Salafism positions itself in the political, social and economic spheres as the main ideology – that a believer is not just bound to individual salvation but is also an active agent for social change. In other words, Salafism as an ideology does not confine itself to how an individual should practise Islam, but also to shape how the Islamic society should live according to the Salafis’ reading of religious texts.
This characteristic in particular attracts the idealistic Muslim youths, keen on social reform. For some Salafi movements, they are involved in social welfare activities aimed at changing the society using the ground-up approach. Other Salafis are active in political participation. They see the importance of applying the Salafi tenets to the political arena, which they believe will impact social justice and the right of God alone to legislate.
Again, in an environment that is seen to be increasingly hostile to Muslims and their practices, Salafism offers an active solution whereby their followers are able to do something to change their situations. Thus the appeal is one of productive activity to bring about change on various levels.

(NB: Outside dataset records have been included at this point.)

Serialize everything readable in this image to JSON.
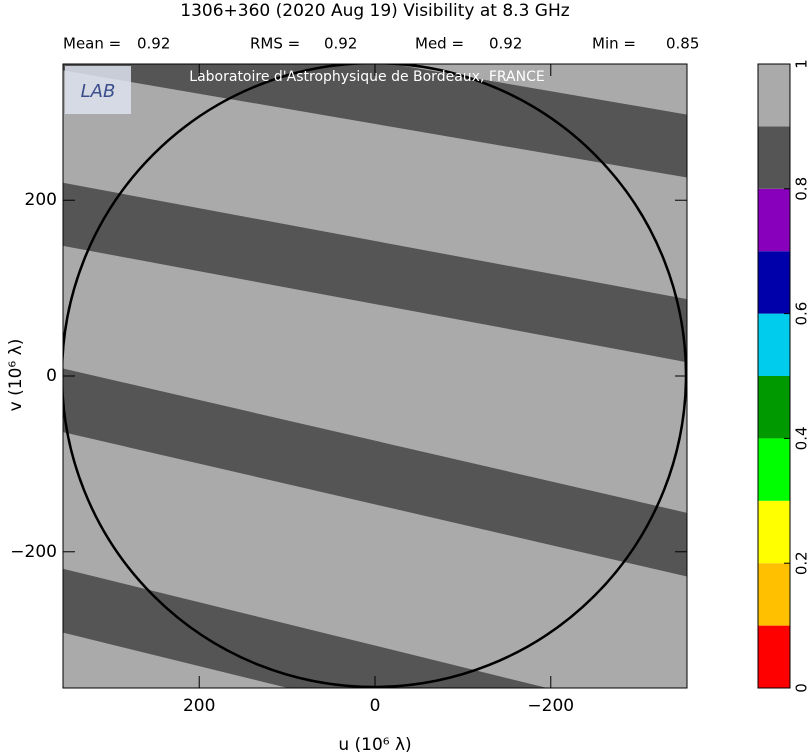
{
  "chart_data": {
    "type": "visibility-map",
    "title": "1306+360  (2020 Aug 19)   Visibility at  8.3 GHz",
    "stats": [
      {
        "label": "Mean =",
        "value": 0.92
      },
      {
        "label": "RMS =",
        "value": 0.92
      },
      {
        "label": "Med =",
        "value": 0.92
      },
      {
        "label": "Min =",
        "value": 0.85
      }
    ],
    "watermark": "Laboratoire d'Astrophysique de Bordeaux, FRANCE",
    "logo": "LAB",
    "x_label": "u  (10⁶ λ)",
    "y_label": "v  (10⁶ λ)",
    "xlim": [
      355,
      -355
    ],
    "ylim": [
      -355,
      355
    ],
    "xticks": [
      200,
      0,
      {
        "value": -200,
        "label": "−200"
      }
    ],
    "yticks": [
      {
        "value": -200,
        "label": "−200"
      },
      0,
      200
    ],
    "colorbar": {
      "bins": [
        0,
        0.1,
        0.2,
        0.3,
        0.4,
        0.5,
        0.6,
        0.7,
        0.8,
        0.9,
        1
      ],
      "colors": [
        "#ff0000",
        "#ffc000",
        "#ffff00",
        "#00ff00",
        "#009900",
        "#00ccee",
        "#0000aa",
        "#8800bb",
        "#555555",
        "#aaaaaa"
      ],
      "ticks": [
        0,
        0.2,
        0.4,
        0.6,
        0.8,
        1
      ]
    }
  }
}
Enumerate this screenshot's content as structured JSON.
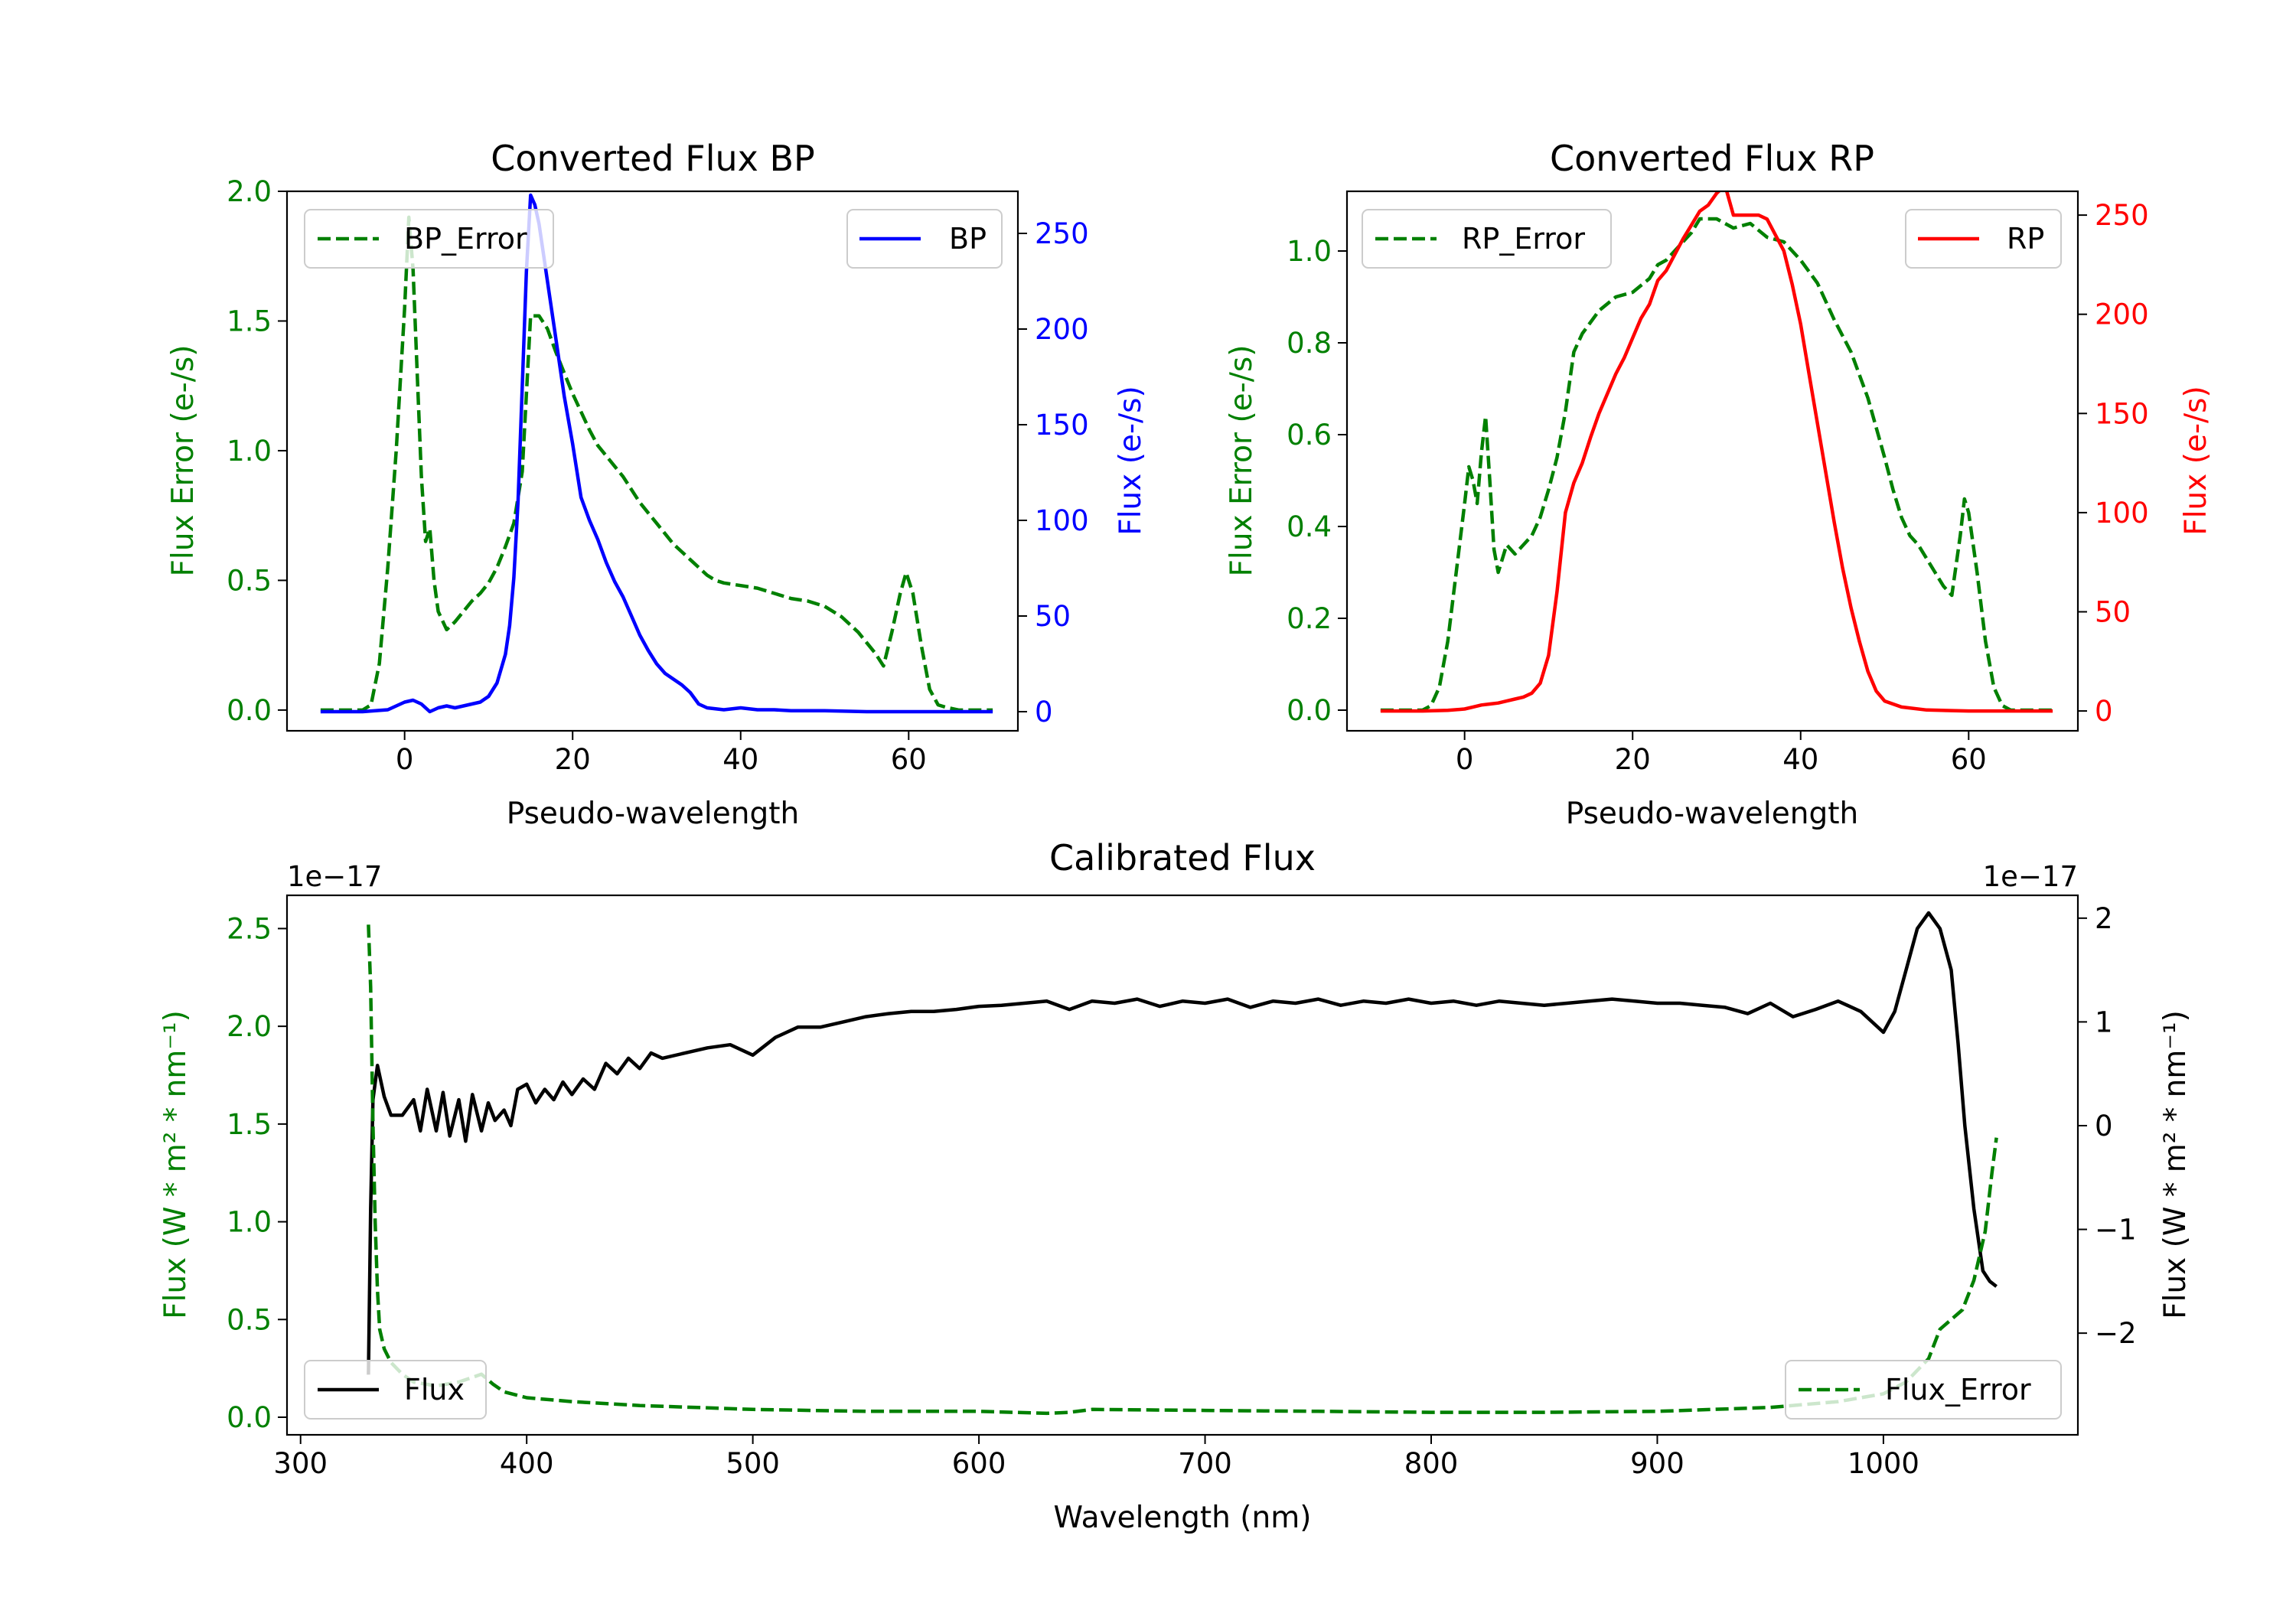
{
  "colors": {
    "green": "#008000",
    "blue": "#0000ff",
    "red": "#ff0000",
    "black": "#000000"
  },
  "chart_data": [
    {
      "id": "bp",
      "type": "line",
      "title": "Converted Flux BP",
      "xlabel": "Pseudo-wavelength",
      "xlim": [
        -14,
        73
      ],
      "xticks": [
        0,
        20,
        40,
        60
      ],
      "left_axis": {
        "label": "Flux Error (e-/s)",
        "color": "#008000",
        "ylim": [
          -0.08,
          2.0
        ],
        "ticks": [
          0.0,
          0.5,
          1.0,
          1.5,
          2.0
        ],
        "tick_labels": [
          "0.0",
          "0.5",
          "1.0",
          "1.5",
          "2.0"
        ]
      },
      "right_axis": {
        "label": "Flux (e-/s)",
        "color": "#0000ff",
        "ylim": [
          -10,
          272
        ],
        "ticks": [
          0,
          50,
          100,
          150,
          200,
          250
        ],
        "tick_labels": [
          "0",
          "50",
          "100",
          "150",
          "200",
          "250"
        ]
      },
      "series": [
        {
          "name": "BP_Error",
          "axis": "left",
          "style": "dashed",
          "color": "#008000",
          "x": [
            -10,
            -5,
            -4,
            -3,
            -2,
            -1,
            0,
            0.5,
            1,
            1.5,
            2,
            2.5,
            3,
            3.5,
            4,
            5,
            6,
            7,
            8,
            9,
            10,
            11,
            12,
            13,
            14,
            15,
            16,
            17,
            18,
            19,
            20,
            21,
            22,
            23,
            24,
            25,
            26,
            27,
            28,
            29,
            30,
            31,
            32,
            33,
            34,
            35,
            36,
            37,
            38,
            40,
            42,
            44,
            46,
            48,
            50,
            52,
            54,
            55,
            56,
            57,
            58,
            59,
            59.7,
            60.5,
            61.5,
            62.5,
            63.5,
            64.5,
            66,
            70
          ],
          "values": [
            0,
            0,
            0.02,
            0.18,
            0.55,
            1.0,
            1.55,
            1.9,
            1.7,
            1.3,
            0.9,
            0.65,
            0.7,
            0.5,
            0.38,
            0.31,
            0.34,
            0.38,
            0.42,
            0.45,
            0.49,
            0.55,
            0.63,
            0.72,
            0.92,
            1.52,
            1.52,
            1.47,
            1.38,
            1.3,
            1.22,
            1.15,
            1.08,
            1.02,
            0.98,
            0.94,
            0.9,
            0.85,
            0.8,
            0.76,
            0.72,
            0.68,
            0.64,
            0.61,
            0.58,
            0.55,
            0.52,
            0.5,
            0.49,
            0.48,
            0.47,
            0.45,
            0.43,
            0.42,
            0.4,
            0.36,
            0.3,
            0.26,
            0.22,
            0.17,
            0.3,
            0.45,
            0.53,
            0.45,
            0.25,
            0.08,
            0.02,
            0.01,
            0,
            0
          ]
        },
        {
          "name": "BP",
          "axis": "right",
          "style": "solid",
          "color": "#0000ff",
          "x": [
            -10,
            -5,
            -2,
            0,
            1,
            2,
            3,
            4,
            5,
            6,
            7,
            8,
            9,
            10,
            11,
            12,
            12.5,
            13,
            13.5,
            14,
            14.5,
            15,
            15.5,
            16,
            17,
            18,
            19,
            20,
            21,
            22,
            23,
            24,
            25,
            26,
            27,
            28,
            29,
            30,
            31,
            32,
            33,
            34,
            35,
            36,
            38,
            40,
            42,
            44,
            46,
            48,
            50,
            55,
            60,
            70
          ],
          "values": [
            0,
            0,
            1,
            5,
            6,
            4,
            0,
            2,
            3,
            2,
            3,
            4,
            5,
            8,
            15,
            30,
            45,
            70,
            110,
            170,
            230,
            270,
            265,
            255,
            225,
            195,
            165,
            140,
            112,
            100,
            90,
            78,
            68,
            60,
            50,
            40,
            32,
            25,
            20,
            17,
            14,
            10,
            4,
            2,
            1,
            2,
            1,
            1,
            0.5,
            0.5,
            0.5,
            0,
            0,
            0
          ]
        }
      ],
      "legends": [
        {
          "placement": "upper-left",
          "label": "BP_Error",
          "style": "dashed",
          "color": "#008000"
        },
        {
          "placement": "upper-right",
          "label": "BP",
          "style": "solid",
          "color": "#0000ff"
        }
      ]
    },
    {
      "id": "rp",
      "type": "line",
      "title": "Converted Flux RP",
      "xlabel": "Pseudo-wavelength",
      "xlim": [
        -14,
        73
      ],
      "xticks": [
        0,
        20,
        40,
        60
      ],
      "left_axis": {
        "label": "Flux Error (e-/s)",
        "color": "#008000",
        "ylim": [
          -0.045,
          1.13
        ],
        "ticks": [
          0.0,
          0.2,
          0.4,
          0.6,
          0.8,
          1.0
        ],
        "tick_labels": [
          "0.0",
          "0.2",
          "0.4",
          "0.6",
          "0.8",
          "1.0"
        ]
      },
      "right_axis": {
        "label": "Flux (e-/s)",
        "color": "#ff0000",
        "ylim": [
          -10,
          262
        ],
        "ticks": [
          0,
          50,
          100,
          150,
          200,
          250
        ],
        "tick_labels": [
          "0",
          "50",
          "100",
          "150",
          "200",
          "250"
        ]
      },
      "series": [
        {
          "name": "RP_Error",
          "axis": "left",
          "style": "dashed",
          "color": "#008000",
          "x": [
            -10,
            -5,
            -4,
            -3,
            -2,
            -1,
            0,
            0.5,
            1,
            1.5,
            2,
            2.5,
            3,
            3.5,
            4,
            5,
            6,
            7,
            8,
            9,
            10,
            11,
            12,
            13,
            14,
            16,
            18,
            20,
            22,
            23,
            24,
            25,
            26,
            27,
            28,
            29,
            30,
            32,
            34,
            36,
            38,
            40,
            42,
            44,
            46,
            48,
            50,
            51,
            52,
            53,
            54,
            55,
            56,
            57,
            58,
            59,
            59.5,
            60,
            61,
            62,
            63,
            64,
            65,
            70
          ],
          "values": [
            0,
            0,
            0.01,
            0.05,
            0.15,
            0.3,
            0.45,
            0.53,
            0.5,
            0.45,
            0.56,
            0.64,
            0.5,
            0.35,
            0.3,
            0.36,
            0.34,
            0.36,
            0.38,
            0.42,
            0.48,
            0.55,
            0.65,
            0.78,
            0.82,
            0.87,
            0.9,
            0.91,
            0.94,
            0.97,
            0.98,
            1.0,
            1.02,
            1.04,
            1.07,
            1.07,
            1.07,
            1.05,
            1.06,
            1.03,
            1.02,
            0.98,
            0.93,
            0.85,
            0.78,
            0.68,
            0.55,
            0.48,
            0.42,
            0.38,
            0.36,
            0.33,
            0.3,
            0.27,
            0.25,
            0.38,
            0.46,
            0.43,
            0.3,
            0.15,
            0.05,
            0.01,
            0,
            0
          ]
        },
        {
          "name": "RP",
          "axis": "right",
          "style": "solid",
          "color": "#ff0000",
          "x": [
            -10,
            -5,
            -2,
            0,
            1,
            2,
            3,
            4,
            5,
            6,
            7,
            8,
            9,
            10,
            11,
            12,
            13,
            14,
            15,
            16,
            17,
            18,
            19,
            20,
            21,
            22,
            23,
            24,
            25,
            26,
            27,
            28,
            29,
            30,
            31,
            32,
            33,
            34,
            35,
            36,
            37,
            38,
            39,
            40,
            41,
            42,
            43,
            44,
            45,
            46,
            47,
            48,
            49,
            50,
            52,
            55,
            60,
            70
          ],
          "values": [
            0,
            0,
            0.3,
            1,
            2,
            3,
            3.5,
            4,
            5,
            6,
            7,
            9,
            14,
            28,
            60,
            100,
            115,
            125,
            138,
            150,
            160,
            170,
            178,
            188,
            198,
            205,
            217,
            222,
            230,
            238,
            245,
            252,
            255,
            261,
            265,
            250,
            250,
            250,
            250,
            248,
            240,
            232,
            215,
            195,
            170,
            145,
            120,
            95,
            72,
            52,
            35,
            20,
            10,
            5,
            2,
            0.5,
            0,
            0
          ]
        }
      ],
      "legends": [
        {
          "placement": "upper-left",
          "label": "RP_Error",
          "style": "dashed",
          "color": "#008000"
        },
        {
          "placement": "upper-right",
          "label": "RP",
          "style": "solid",
          "color": "#ff0000"
        }
      ]
    },
    {
      "id": "cal",
      "type": "line",
      "title": "Calibrated Flux",
      "xlabel": "Wavelength (nm)",
      "xlim": [
        294,
        1086
      ],
      "xticks": [
        300,
        400,
        500,
        600,
        700,
        800,
        900,
        1000
      ],
      "left_axis": {
        "label": "Flux (W * m² * nm⁻¹)",
        "color": "#008000",
        "offset_text": "1e−17",
        "ylim": [
          -0.09,
          2.67
        ],
        "ticks": [
          0.0,
          0.5,
          1.0,
          1.5,
          2.0,
          2.5
        ],
        "tick_labels": [
          "0.0",
          "0.5",
          "1.0",
          "1.5",
          "2.0",
          "2.5"
        ]
      },
      "right_axis": {
        "label": "Flux (W * m² * nm⁻¹)",
        "color": "#000000",
        "offset_text": "1e−17",
        "ylim": [
          -2.98,
          2.22
        ],
        "ticks": [
          -2,
          -1,
          0,
          1,
          2
        ],
        "tick_labels": [
          "−2",
          "−1",
          "0",
          "1",
          "2"
        ]
      },
      "series": [
        {
          "name": "Flux",
          "axis": "right",
          "style": "solid",
          "color": "#000000",
          "x": [
            330,
            331,
            332,
            334,
            337,
            340,
            345,
            350,
            353,
            356,
            360,
            363,
            366,
            370,
            373,
            376,
            380,
            383,
            386,
            390,
            393,
            396,
            400,
            404,
            408,
            412,
            416,
            420,
            425,
            430,
            435,
            440,
            445,
            450,
            455,
            460,
            470,
            480,
            490,
            500,
            510,
            520,
            530,
            540,
            550,
            560,
            570,
            580,
            590,
            600,
            610,
            620,
            630,
            640,
            650,
            660,
            670,
            680,
            690,
            700,
            710,
            720,
            730,
            740,
            750,
            760,
            770,
            780,
            790,
            800,
            810,
            820,
            830,
            840,
            850,
            860,
            870,
            880,
            890,
            900,
            910,
            920,
            930,
            940,
            950,
            960,
            970,
            980,
            990,
            1000,
            1005,
            1010,
            1015,
            1020,
            1025,
            1030,
            1033,
            1036,
            1040,
            1044,
            1047,
            1050
          ],
          "values": [
            -2.4,
            -0.8,
            0.25,
            0.58,
            0.28,
            0.1,
            0.1,
            0.25,
            -0.05,
            0.35,
            -0.05,
            0.32,
            -0.1,
            0.25,
            -0.15,
            0.3,
            -0.05,
            0.22,
            0.05,
            0.15,
            0.0,
            0.35,
            0.4,
            0.22,
            0.35,
            0.25,
            0.42,
            0.3,
            0.45,
            0.35,
            0.6,
            0.5,
            0.65,
            0.55,
            0.7,
            0.65,
            0.7,
            0.75,
            0.78,
            0.68,
            0.85,
            0.95,
            0.95,
            1.0,
            1.05,
            1.08,
            1.1,
            1.1,
            1.12,
            1.15,
            1.16,
            1.18,
            1.2,
            1.12,
            1.2,
            1.18,
            1.22,
            1.15,
            1.2,
            1.18,
            1.22,
            1.14,
            1.2,
            1.18,
            1.22,
            1.16,
            1.2,
            1.18,
            1.22,
            1.18,
            1.2,
            1.16,
            1.2,
            1.18,
            1.16,
            1.18,
            1.2,
            1.22,
            1.2,
            1.18,
            1.18,
            1.16,
            1.14,
            1.08,
            1.18,
            1.05,
            1.12,
            1.2,
            1.1,
            0.9,
            1.1,
            1.5,
            1.9,
            2.05,
            1.9,
            1.5,
            0.8,
            0.0,
            -0.8,
            -1.4,
            -1.5,
            -1.55
          ]
        },
        {
          "name": "Flux_Error",
          "axis": "left",
          "style": "dashed",
          "color": "#008000",
          "x": [
            330,
            331,
            332,
            333,
            334,
            335,
            337,
            340,
            345,
            350,
            360,
            370,
            380,
            385,
            390,
            400,
            420,
            450,
            500,
            550,
            600,
            630,
            640,
            650,
            700,
            750,
            800,
            850,
            900,
            950,
            980,
            1000,
            1010,
            1020,
            1025,
            1030,
            1035,
            1040,
            1045,
            1048,
            1050
          ],
          "values": [
            2.52,
            2.2,
            1.5,
            1.0,
            0.65,
            0.45,
            0.35,
            0.28,
            0.22,
            0.18,
            0.16,
            0.18,
            0.22,
            0.17,
            0.13,
            0.1,
            0.08,
            0.06,
            0.04,
            0.03,
            0.03,
            0.02,
            0.025,
            0.04,
            0.035,
            0.03,
            0.025,
            0.025,
            0.03,
            0.05,
            0.08,
            0.12,
            0.18,
            0.3,
            0.45,
            0.5,
            0.55,
            0.7,
            0.95,
            1.25,
            1.43
          ]
        }
      ],
      "legends": [
        {
          "placement": "lower-left",
          "label": "Flux",
          "style": "solid",
          "color": "#000000"
        },
        {
          "placement": "lower-right",
          "label": "Flux_Error",
          "style": "dashed",
          "color": "#008000"
        }
      ]
    }
  ]
}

Salafism vis-à-vis the Modern World
Today, Muslims increasingly live as minority communities in many parts of the world and under secular or non-Islamic systems. They travel from one place to another and integrate with other communities. Though its appeal is multi-factorial, Salafism’s distinct and exclusive teachings pose a great challenge to the prospect of Muslim and non-Muslim relationship and interaction.
It can be also argued that accepting Salafism could have profound implications in the context of today’s socio-political reality. This is especially so where the world continues to witness a unidirectional move of Muslims from Muslim-majority countries to countries where Muslims form a minority. In these realities, practising Salafism would be inconvenient for the Muslims, to say the very least. At the very worst, it becomes the basis for violent Islamist movements such as Al-Qaeda and ISIS to incite hatred and legitimise violence against the disbelieving majority.
*Mohamed Bin Ali is Assistant Professor and Ahmad Saiful Rijal Bin Hassan is Senior Analyst at the S. Rajaratnam School of International Studies (RSIS), Nanyang Technological University, Singapore. Both studied Islamic law at Al-Azhar University, Cairo and are counsellors with the Religious Rehabilitation Group (RRG).